All three Casters collapsed backward in unison, the chain breaking as they released each other’s hands. Carly landed against the chair, her chest rising and falling in uneven bursts as Morgan sagged against the sofa with her head dropping forward like it had suddenly become too heavy for her neck to hold.

My eyes darted to Caleb. He was laying flat with his back against the floor and his eyebrows pitched as though the failure were a physical weight pressing him into the floorboards.

The healing spell hadn’t worked. I didn’t need to look down at myself to know it, but of course, I looked anyway, hoping against hope I was wrong and all their hard work hadn’t been in vain.

But it was.

The black lines hadn’t changed. If anything, they looked darker. Thicker. And now they’d spread to my hands too,branching down into my fingers in fine, jagged lines while we’d been distracted with the spell.

Caleb pushed himself up to his knees, staring at my arms like he could force the black lines to disappear through willpower alone. “That should have worked.
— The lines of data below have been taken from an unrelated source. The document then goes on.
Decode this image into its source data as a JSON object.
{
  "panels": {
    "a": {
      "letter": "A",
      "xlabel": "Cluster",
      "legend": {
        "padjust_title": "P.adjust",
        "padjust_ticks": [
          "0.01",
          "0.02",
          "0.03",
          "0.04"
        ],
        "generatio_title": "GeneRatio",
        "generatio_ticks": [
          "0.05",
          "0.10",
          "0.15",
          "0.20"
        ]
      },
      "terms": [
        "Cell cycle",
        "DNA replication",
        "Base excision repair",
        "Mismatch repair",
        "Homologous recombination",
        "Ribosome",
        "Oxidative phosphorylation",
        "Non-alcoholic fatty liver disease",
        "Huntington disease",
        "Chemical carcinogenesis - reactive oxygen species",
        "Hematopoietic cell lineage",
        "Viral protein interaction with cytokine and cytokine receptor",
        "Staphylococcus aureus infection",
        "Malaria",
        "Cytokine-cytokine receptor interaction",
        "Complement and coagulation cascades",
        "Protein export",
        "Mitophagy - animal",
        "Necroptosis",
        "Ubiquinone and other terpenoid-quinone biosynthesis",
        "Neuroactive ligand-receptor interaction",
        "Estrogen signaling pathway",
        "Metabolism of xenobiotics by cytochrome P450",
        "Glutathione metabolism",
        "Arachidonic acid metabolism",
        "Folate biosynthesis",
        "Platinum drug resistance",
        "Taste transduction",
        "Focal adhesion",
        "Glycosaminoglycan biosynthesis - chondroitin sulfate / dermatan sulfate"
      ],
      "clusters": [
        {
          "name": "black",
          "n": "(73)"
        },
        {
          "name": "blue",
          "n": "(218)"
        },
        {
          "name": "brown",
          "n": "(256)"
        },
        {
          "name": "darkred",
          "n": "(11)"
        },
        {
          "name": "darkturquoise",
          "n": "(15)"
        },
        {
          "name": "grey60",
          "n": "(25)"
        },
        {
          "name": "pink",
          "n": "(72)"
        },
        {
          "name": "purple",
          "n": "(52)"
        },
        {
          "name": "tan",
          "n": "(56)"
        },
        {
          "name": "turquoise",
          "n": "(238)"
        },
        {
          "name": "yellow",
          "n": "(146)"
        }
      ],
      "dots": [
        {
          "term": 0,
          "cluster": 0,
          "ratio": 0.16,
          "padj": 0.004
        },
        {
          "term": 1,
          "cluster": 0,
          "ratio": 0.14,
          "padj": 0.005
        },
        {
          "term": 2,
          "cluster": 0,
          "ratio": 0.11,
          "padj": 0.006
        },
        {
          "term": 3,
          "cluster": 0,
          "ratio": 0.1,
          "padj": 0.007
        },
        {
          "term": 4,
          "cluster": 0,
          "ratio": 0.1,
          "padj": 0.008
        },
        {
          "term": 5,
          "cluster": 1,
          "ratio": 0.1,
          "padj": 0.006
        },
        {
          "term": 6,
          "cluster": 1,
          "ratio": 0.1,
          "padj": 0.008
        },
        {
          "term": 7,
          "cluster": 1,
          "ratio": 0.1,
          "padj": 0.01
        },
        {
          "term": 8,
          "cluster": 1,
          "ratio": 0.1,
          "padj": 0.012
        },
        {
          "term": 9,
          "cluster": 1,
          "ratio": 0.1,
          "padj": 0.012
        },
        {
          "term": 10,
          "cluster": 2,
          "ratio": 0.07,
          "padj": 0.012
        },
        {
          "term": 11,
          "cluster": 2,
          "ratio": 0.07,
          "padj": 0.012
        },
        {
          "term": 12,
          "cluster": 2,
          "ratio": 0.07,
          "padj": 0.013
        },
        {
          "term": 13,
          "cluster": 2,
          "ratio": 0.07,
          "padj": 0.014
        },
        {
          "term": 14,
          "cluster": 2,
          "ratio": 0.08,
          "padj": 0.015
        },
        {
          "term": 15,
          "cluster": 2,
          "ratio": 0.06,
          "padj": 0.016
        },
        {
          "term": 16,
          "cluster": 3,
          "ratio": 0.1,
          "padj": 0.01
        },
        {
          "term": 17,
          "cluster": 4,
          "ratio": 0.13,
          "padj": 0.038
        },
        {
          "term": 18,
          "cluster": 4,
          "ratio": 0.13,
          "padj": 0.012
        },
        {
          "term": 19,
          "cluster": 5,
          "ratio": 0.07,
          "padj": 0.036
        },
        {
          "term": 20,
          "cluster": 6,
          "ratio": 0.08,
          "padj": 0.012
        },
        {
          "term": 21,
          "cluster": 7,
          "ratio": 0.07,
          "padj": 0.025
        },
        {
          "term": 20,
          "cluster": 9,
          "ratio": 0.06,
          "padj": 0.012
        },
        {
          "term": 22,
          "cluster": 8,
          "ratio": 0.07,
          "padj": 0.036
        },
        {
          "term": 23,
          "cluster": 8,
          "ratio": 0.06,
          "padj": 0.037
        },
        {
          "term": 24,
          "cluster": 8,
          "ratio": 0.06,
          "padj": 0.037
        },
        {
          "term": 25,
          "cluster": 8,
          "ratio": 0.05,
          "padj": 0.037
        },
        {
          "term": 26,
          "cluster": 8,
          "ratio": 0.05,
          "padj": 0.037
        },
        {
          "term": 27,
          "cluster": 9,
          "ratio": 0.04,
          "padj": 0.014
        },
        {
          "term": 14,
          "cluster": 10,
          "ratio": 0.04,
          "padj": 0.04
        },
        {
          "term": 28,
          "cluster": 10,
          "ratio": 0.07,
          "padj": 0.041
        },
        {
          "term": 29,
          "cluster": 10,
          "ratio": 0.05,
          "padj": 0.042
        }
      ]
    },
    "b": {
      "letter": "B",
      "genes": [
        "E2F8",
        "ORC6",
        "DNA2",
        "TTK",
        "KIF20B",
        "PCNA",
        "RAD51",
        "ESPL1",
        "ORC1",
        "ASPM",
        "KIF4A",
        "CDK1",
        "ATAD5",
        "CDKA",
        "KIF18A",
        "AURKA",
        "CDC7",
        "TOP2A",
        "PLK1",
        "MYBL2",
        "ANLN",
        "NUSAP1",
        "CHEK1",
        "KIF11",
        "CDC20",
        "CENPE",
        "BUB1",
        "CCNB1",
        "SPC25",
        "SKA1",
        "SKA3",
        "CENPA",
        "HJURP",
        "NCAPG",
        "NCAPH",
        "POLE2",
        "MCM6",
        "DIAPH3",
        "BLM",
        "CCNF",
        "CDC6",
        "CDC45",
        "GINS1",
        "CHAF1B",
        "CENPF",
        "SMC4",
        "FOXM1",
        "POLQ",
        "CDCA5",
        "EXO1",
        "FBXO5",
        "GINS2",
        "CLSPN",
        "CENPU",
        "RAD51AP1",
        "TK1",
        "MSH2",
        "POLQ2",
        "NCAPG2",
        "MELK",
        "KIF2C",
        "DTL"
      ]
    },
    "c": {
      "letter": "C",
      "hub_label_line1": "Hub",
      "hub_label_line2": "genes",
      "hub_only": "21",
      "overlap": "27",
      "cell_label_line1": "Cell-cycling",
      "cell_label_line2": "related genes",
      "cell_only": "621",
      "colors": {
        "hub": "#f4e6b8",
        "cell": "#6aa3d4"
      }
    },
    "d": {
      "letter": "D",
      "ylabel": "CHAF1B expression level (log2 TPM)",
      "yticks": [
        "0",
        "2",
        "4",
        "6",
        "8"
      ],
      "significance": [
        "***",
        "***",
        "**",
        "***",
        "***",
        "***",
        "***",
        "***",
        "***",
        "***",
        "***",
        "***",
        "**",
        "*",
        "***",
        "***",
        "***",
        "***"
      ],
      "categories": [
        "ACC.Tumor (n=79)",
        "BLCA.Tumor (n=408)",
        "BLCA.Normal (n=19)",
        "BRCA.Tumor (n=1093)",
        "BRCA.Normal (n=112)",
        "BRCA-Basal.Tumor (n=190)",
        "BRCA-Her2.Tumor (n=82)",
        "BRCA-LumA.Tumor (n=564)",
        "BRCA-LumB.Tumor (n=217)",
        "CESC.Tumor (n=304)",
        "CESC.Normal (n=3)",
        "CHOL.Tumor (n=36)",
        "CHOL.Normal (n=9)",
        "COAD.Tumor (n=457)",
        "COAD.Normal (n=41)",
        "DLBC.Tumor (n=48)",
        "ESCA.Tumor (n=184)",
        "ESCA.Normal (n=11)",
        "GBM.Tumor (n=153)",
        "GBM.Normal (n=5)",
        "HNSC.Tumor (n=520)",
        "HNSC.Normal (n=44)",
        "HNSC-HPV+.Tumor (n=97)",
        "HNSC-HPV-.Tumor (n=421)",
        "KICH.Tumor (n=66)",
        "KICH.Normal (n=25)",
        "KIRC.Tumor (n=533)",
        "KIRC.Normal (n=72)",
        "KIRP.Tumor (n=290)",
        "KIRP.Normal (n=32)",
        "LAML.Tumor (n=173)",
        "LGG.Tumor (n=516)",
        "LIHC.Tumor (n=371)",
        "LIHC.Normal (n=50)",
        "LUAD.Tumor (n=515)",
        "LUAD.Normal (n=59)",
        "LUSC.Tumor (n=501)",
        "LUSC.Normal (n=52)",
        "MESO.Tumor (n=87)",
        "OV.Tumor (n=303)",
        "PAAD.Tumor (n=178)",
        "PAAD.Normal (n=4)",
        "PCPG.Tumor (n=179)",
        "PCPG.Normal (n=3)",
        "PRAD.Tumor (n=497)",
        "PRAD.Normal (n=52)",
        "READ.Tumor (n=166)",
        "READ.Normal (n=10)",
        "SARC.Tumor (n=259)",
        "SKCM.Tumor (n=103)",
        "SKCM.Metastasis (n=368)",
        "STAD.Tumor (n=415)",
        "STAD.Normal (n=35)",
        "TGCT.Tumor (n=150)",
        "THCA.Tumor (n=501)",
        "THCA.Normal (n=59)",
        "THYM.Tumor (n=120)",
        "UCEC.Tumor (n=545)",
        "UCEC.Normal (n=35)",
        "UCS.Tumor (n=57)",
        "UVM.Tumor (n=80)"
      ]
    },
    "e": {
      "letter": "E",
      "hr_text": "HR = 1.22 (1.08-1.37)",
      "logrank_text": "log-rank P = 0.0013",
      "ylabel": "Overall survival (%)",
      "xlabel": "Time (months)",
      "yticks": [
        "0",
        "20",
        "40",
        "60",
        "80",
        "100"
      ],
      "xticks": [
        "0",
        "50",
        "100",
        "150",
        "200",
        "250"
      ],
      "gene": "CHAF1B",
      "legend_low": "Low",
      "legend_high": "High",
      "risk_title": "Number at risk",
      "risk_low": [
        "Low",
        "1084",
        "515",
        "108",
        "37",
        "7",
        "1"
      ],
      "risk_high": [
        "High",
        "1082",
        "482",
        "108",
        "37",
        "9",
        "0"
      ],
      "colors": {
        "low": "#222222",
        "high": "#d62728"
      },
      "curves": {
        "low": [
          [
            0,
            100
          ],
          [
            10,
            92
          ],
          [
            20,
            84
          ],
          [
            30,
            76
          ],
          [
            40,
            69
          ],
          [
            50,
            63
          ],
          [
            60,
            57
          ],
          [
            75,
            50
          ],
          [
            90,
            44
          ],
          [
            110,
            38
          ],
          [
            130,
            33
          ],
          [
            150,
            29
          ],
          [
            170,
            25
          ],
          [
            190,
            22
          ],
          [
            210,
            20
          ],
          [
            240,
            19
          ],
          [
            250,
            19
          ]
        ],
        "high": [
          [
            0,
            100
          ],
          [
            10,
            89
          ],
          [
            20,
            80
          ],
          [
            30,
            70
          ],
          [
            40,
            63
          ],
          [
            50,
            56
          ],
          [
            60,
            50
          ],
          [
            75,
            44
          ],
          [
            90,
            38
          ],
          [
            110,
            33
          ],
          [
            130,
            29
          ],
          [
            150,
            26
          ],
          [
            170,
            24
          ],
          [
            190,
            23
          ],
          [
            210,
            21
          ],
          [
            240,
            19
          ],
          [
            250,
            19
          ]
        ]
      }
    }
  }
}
We had enough power, the spell was clean, it should have—”

“It didn’t even make a dent,” whispered Morgan, her eyes wide with horror as she looked at me.

“Then try again,” said Trace, wrapping his arm around my shoulder and pulling me into him like he could shield me from anything so long as he kept me close enough.

Caleb shook his head, the defeat in his eyes making my chest constrict. “I gave it everything I have. Her magic is just too strong for my spell to penetrate. The spell rot is too deep.”

“That’s unacceptable,” snarled Dominic as he stood with his arms folded in front of the fireplace, his voice carrying the promise of violence. “Find another way.”